I flipped an omelet! Sure, there are several eggshells on it and half of the egg whites have fallen to the floor, as I smashed the poor eggs with far too little care. But I count all of my victories and use the defeats to learn. Not to mention my unskillfulness has almost made Gwyn giggle, I swear I saw the sides of her lips go up for a few seconds. And I own that much to the girl for a handful of reasons. Like me being an ass, and nosy, and a nosy ass (even if she didn’t notice or care).
“Be sure to gently press the omelet with the spatula, that way if there is any uncooked egg inside it will surface. That is especially useful when it’s a thicker omelet.” She explains.
Gwyn has been explaining to me every step of basic cuisine. She unnecessarily started adding words like “gently”, “delicately” and “with caution” after I smashed that one egg. I think she is making fun of me. Or she is implying I have to control my brute force if I want to cook. Maybe both. But I’ll let her mock me for a while.
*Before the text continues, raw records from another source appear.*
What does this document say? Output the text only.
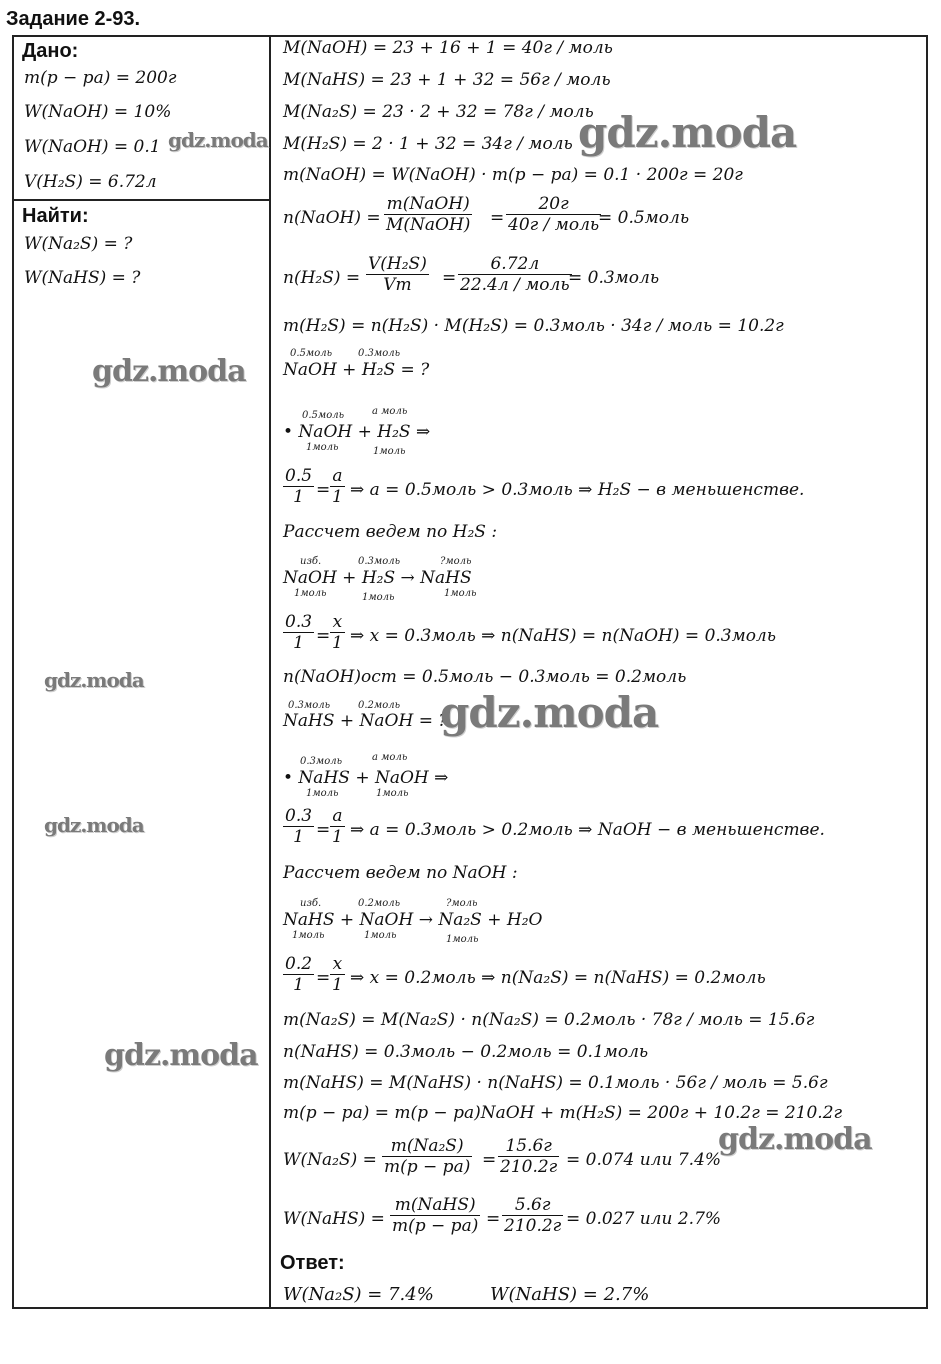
Задание 2-93.
Дано:
m(р − ра) = 200г
W(NaOH) = 10%
W(NaOH) = 0.1
V(H₂S) = 6.72л
Найти:
W(Na₂S) = ?
W(NaHS) = ?
M(NaOH) = 23 + 16 + 1 = 40г / моль
M(NaHS) = 23 + 1 + 32 = 56г / моль
M(Na₂S) = 23 · 2 + 32 = 78г / моль
M(H₂S) = 2 · 1 + 32 = 34г / моль
m(NaOH) = W(NaOH) · m(р − ра) = 0.1 · 200г = 20г
n(NaOH) =
m(NaOH)
M(NaOH) =
20г
40г / моль
= 0.5моль
$n(H_2S) = \frac{\text{V(H₂S)}}{Vm}$ =
6.72л
22.4л / моль
= 0.3моль
m(H₂S) = n(H₂S) · M(H₂S) = 0.3моль · 34г / моль = 10.2г
0.5моль	0.3моль
NaOH + H₂S = ?
0.5моль	а моль
• NaOH + H₂S ⇒
1моль	1моль
$\frac{0.5}{1} = \frac{a}{1}$ ⇒ a = 0.5моль > 0.3моль ⇒ H₂S − в меньшенстве.
Рассчет ведем по H₂S :
изб.	0.3моль	?моль
NaOH + H₂S → NaHS
1моль	1моль	1моль
$\frac{0.3}{1} = \frac{x}{1}$ ⇒ x = 0.3моль ⇒ n(NaHS) = n(NaOH) = 0.3моль
n(NaOH)ост = 0.5моль − 0.3моль = 0.2моль
0.3моль	0.2моль
NaHS + NaOH = ?
0.3моль	а моль
• NaHS + NaOH ⇒
1моль	1моль
$\frac{0.3}{1} = \frac{a}{1}$ ⇒ a = 0.3моль > 0.2моль ⇒ NaOH − в меньшенстве.
Рассчет ведем по NaOH :
изб.	0.2моль	?моль
NaHS + NaOH → Na₂S + H₂O
1моль	1моль	1моль
$\frac{0.2}{1} = \frac{x}{1}$ ⇒ x = 0.2моль ⇒ n(Na₂S) = n(NaHS) = 0.2моль
m(Na₂S) = M(Na₂S) · n(Na₂S) = 0.2моль · 78г / моль = 15.6г
n(NaHS) = 0.3моль − 0.2моль = 0.1моль
m(NaHS) = M(NaHS) · n(NaHS) = 0.1моль · 56г / моль = 5.6г
m(р − ра) = m(р − ра)NaOH + m(H₂S) = 200г + 10.2г = 210.2г
W(Na₂S) =
m(Na₂S)
m(р − ра) =
15.6г
210.2г = 0.074 или 7.4%
W(NaHS) =
m(NaHS)
m(р − ра) =
5.6г
210.2г = 0.027 или 2.7%
Ответ:
W(Na₂S) = 7.4%	W(NaHS) = 2.7%
gdz.moda
gdz.moda
gdz.moda
gdz.moda
gdz.moda
gdz.moda
gdz.moda
gdz.moda
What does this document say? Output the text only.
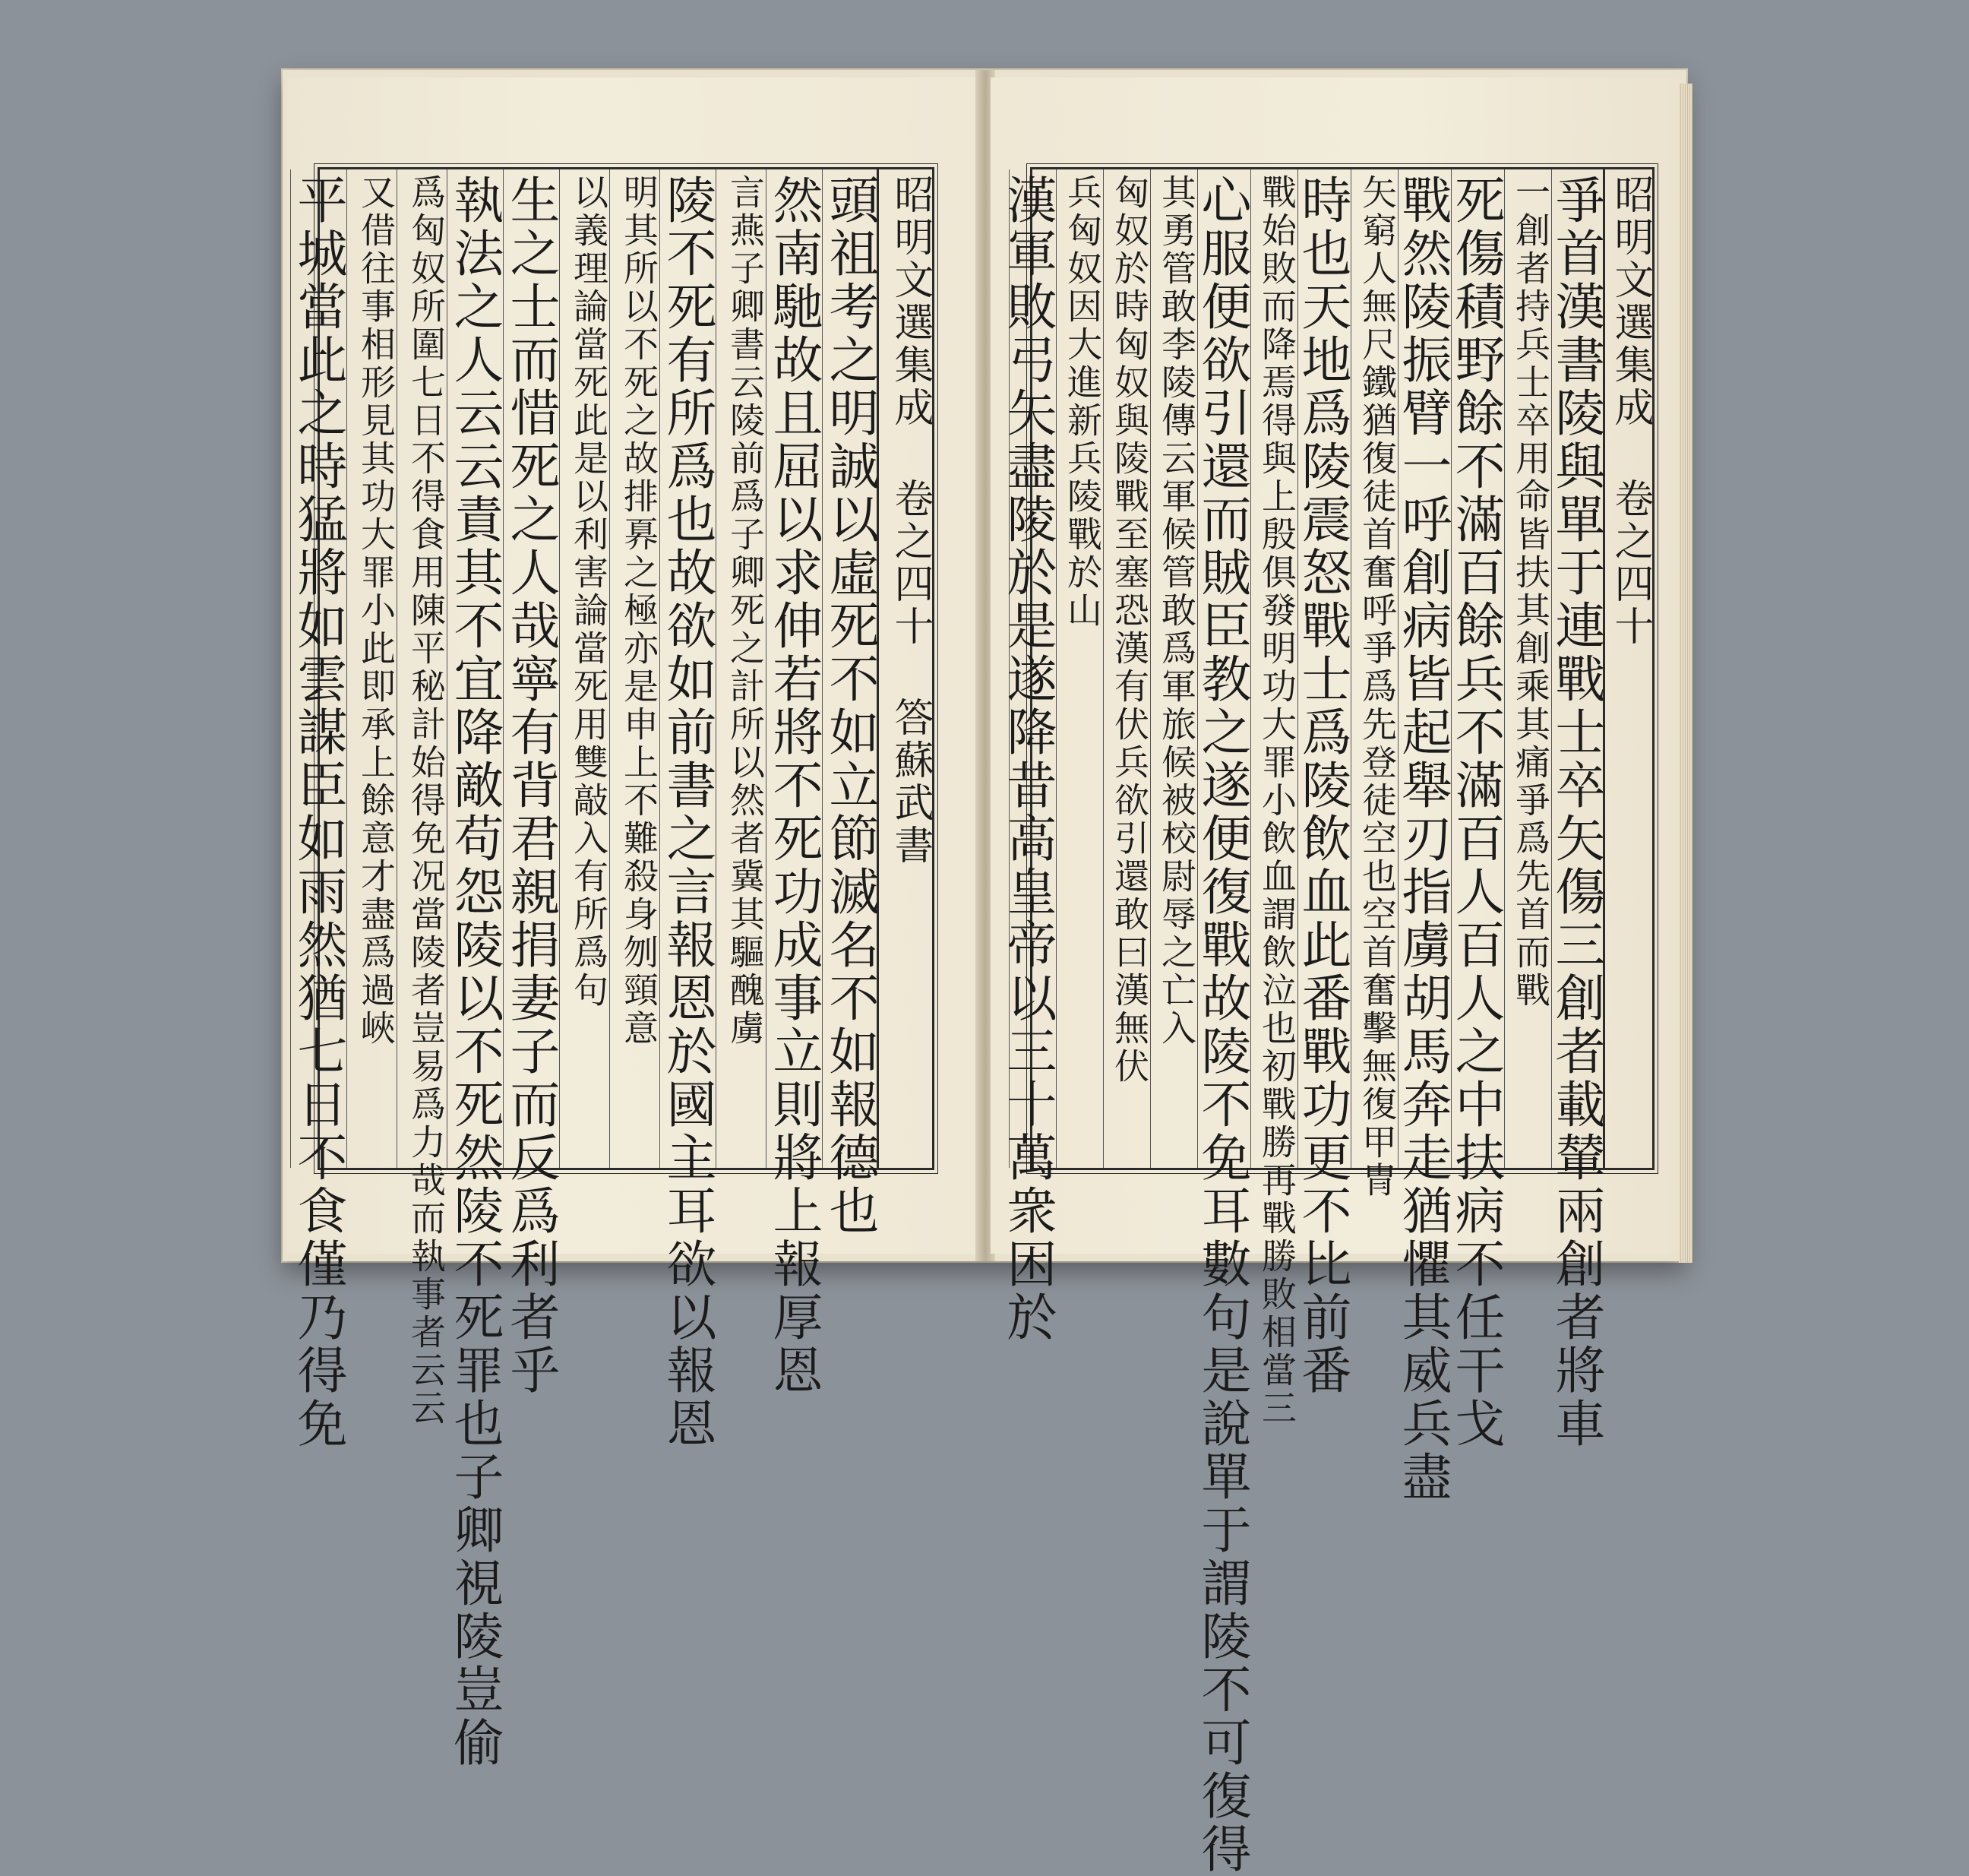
昭明文選集成 卷之四十 答蘇武書
頭祖考之明誠以虛死不如立節滅名不如報德也
然南馳故且屈以求伸若將不死功成事立則將上報厚恩
言燕子卿書云陵前爲子卿死之計所以然者冀其驅醜虜
陵不死有所爲也故欲如前書之言報恩於國主耳欲以報恩
明其所以不死之故排奡之極亦是申上不難殺身刎頸意
以義理論當死此是以利害論當死用雙敲入有所爲句
生之士而惜死之人哉寧有背君親捐妻子而反爲利者乎
執法之人云云責其不宜降敵苟怨陵以不死然陵不死罪也子卿視陵豈偷
爲匈奴所圍七日不得食用陳平秘計始得免况當陵者豈易爲力哉而執事者云云
又借往事相形見其功大罪小此即承上餘意才盡爲過峽
平城當此之時猛將如雲謀臣如雨然猶七日不食僅乃得免	昭明文選集成 卷之四十
爭首漢書陵與單于連戰士卒矢傷三創者載輦兩創者將車
一創者持兵士卒用命皆扶其創乘其痛爭爲先首而戰
死傷積野餘不滿百餘兵不滿百人百人之中扶病不任干戈
戰然陵振臂一呼創病皆起舉刃指虜胡馬奔走猶懼其威兵盡
矢窮人無尺鐵猶復徒首奮呼爭爲先登徒空也空首奮擊無復甲冑
時也天地爲陵震怒戰士爲陵飲血此番戰功更不比前番
戰始敗而降焉得與上殷俱發明功大罪小飲血謂飲泣也初戰勝再戰勝敗相當三
心服便欲引還而賊臣教之遂便復戰故陵不免耳數句是說單于謂陵不可復得
其勇管敢李陵傳云軍候管敢爲軍旅候被校尉辱之亡入
匈奴於時匈奴與陵戰至塞恐漢有伏兵欲引還敢曰漢無伏
兵匈奴因大進新兵陵戰於山
漢軍敗弓矢盡陵於是遂降昔高皇帝以三十萬衆困於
“My dad always made cooking look so easy.” I flip the omelet again, it’s a bit scary to throw food like that, but it’s fun. “He nonchalantly just cut things, then add some spices, put it all together et voilà food is ready.”
And it really is, I put the dish on a plate, Gwyn adds some basil on top of it and hands me the ketchup to decorate it.
“Good job. Let’s see if it tastes good too.” She is getting cocky.
We dig in and it’s not half bad, you know, for my first omelet ever.
“Now I won’t starve to death anymore. So, what’s the next challenge, teacher?”
“Mashed potatoes are pretty easy. Rice, beans and salad too.”
“You will teach me how to do salad? Seriously?” I wear an almost offended expression.
“If I ask you to prepare a salad of seven different things for a dinner, would you know what to put so it has a harmonious taste, is nutritious and looks good?” She wears a smug one.
“Point taken, know-it-all.” I’m annoyed, but smiling. “I really don’t feel like peeling potatoes, so how about rice?”
“Start by measuring how many cups you put in the rice wash basin.” She points at said thing. “Wash it with plenty of water and rub the rice against your hands.” I follow my orders. “To prepare soft and non-glued-together rice you want to put two cups of water for every cup of rice. And never completely close the lid of the pot when it’s boiling, or you’re gonna have water spilling all over. Now let’s cut the garlic.”
“Did your dad teach you to cook?”
“Yes. Father taught me a lot useful of things.”
“Like what else?”
“Like how to speak eight languages other than english.”
“Holy cow!” I almost cut my finger. “You fluently speak nine languages?”
“My mandarin is not really all that fluent.”
“You’re not gonna tell me you also won first place on the nationals of some martial arts championship or such, right?”
“I never participated in competitions, but I probably am on the same rank as a black belt in Judo.”
I can’t even continue to cut the damn garlic. I just stare at her in disbelief and laugh. This girl is really full of surprises.